Dear men of the world,
I think we need to talk. No, no, I’m not breaking up with you. We just really need to talk.
I am an awkward person, men of the world. Really very awkward. I find daily conversations very difficult to carry. So please, when you ask me out don’t tell me that you want to kiss my beautiful toes or that I’ve got sexy knees. It makes me uncomfortable. I think it’s weird to say that to people. Which is not to say that your advances aren’t appreciated (as is your persistence after I repeatedly tell you that I do not want to groove with you). They are, I am very flattered. But I still think you’re weird. Also, just FYI, don’t call women sexy to their faces. We know we’re sexy. We’ve got the best body parts of the human anatomy. But objectifying us like that will get you nowhere. (Unless we’re drunk and depressed, in which case, go for it)

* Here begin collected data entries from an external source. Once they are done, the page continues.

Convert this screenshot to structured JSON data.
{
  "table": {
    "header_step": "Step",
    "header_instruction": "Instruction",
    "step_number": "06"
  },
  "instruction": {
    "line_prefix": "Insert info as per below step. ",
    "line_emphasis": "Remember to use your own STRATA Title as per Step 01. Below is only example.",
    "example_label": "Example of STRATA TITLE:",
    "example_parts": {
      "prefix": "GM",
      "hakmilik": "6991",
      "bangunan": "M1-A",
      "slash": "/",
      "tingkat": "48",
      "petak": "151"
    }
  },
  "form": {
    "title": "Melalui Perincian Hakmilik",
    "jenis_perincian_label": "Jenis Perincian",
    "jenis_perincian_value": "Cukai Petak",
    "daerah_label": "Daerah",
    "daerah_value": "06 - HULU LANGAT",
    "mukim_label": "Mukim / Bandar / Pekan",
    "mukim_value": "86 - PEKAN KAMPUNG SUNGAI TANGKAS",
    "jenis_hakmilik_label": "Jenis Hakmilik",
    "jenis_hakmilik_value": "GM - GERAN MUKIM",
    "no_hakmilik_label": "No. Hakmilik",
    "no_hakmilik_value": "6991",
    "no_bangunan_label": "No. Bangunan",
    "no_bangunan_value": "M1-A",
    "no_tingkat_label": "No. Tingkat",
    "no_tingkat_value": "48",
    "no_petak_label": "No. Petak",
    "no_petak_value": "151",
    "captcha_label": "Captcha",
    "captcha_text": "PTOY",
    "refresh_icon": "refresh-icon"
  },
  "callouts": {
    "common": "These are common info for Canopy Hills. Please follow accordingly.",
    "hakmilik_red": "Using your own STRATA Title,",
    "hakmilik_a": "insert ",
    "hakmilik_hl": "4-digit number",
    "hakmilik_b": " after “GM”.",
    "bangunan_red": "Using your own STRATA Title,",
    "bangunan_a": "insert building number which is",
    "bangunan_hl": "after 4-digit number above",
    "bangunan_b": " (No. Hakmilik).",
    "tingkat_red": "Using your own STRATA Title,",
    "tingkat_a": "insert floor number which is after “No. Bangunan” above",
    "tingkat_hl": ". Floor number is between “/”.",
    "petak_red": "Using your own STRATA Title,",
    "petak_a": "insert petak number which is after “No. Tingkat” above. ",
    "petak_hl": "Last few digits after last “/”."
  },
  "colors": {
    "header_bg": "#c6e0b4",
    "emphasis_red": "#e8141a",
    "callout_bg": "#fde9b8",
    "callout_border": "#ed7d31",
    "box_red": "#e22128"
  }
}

Another thing, men of the world, please get smarter. I do not like to be asked out on a date to go for cooffy. It’s C-O-F-F-E-E, and its only six letters. I’m not asking for much, just that you learn to spell six letter words, or that you learn to use your phone’s spell check. I mean, if I am willing to overlook that fact that you ask me out via texts, with dozens of incomprehensible acronyms, then the least you can do is spell the little words right.
Also, men of the world, you do not own me. I am not your possession. I am NOT an object that you can possess. Okay? So are we cool? Awesome!
P.S. I know I’m not a dude, so I won’t understand your fashion styles. But do I need to see your boxers every time you sit/stand/move? What’s with that? After I’ve seen your pink boxers, I am not wondering what’s inside them, but rather what you were thinking when you bought them.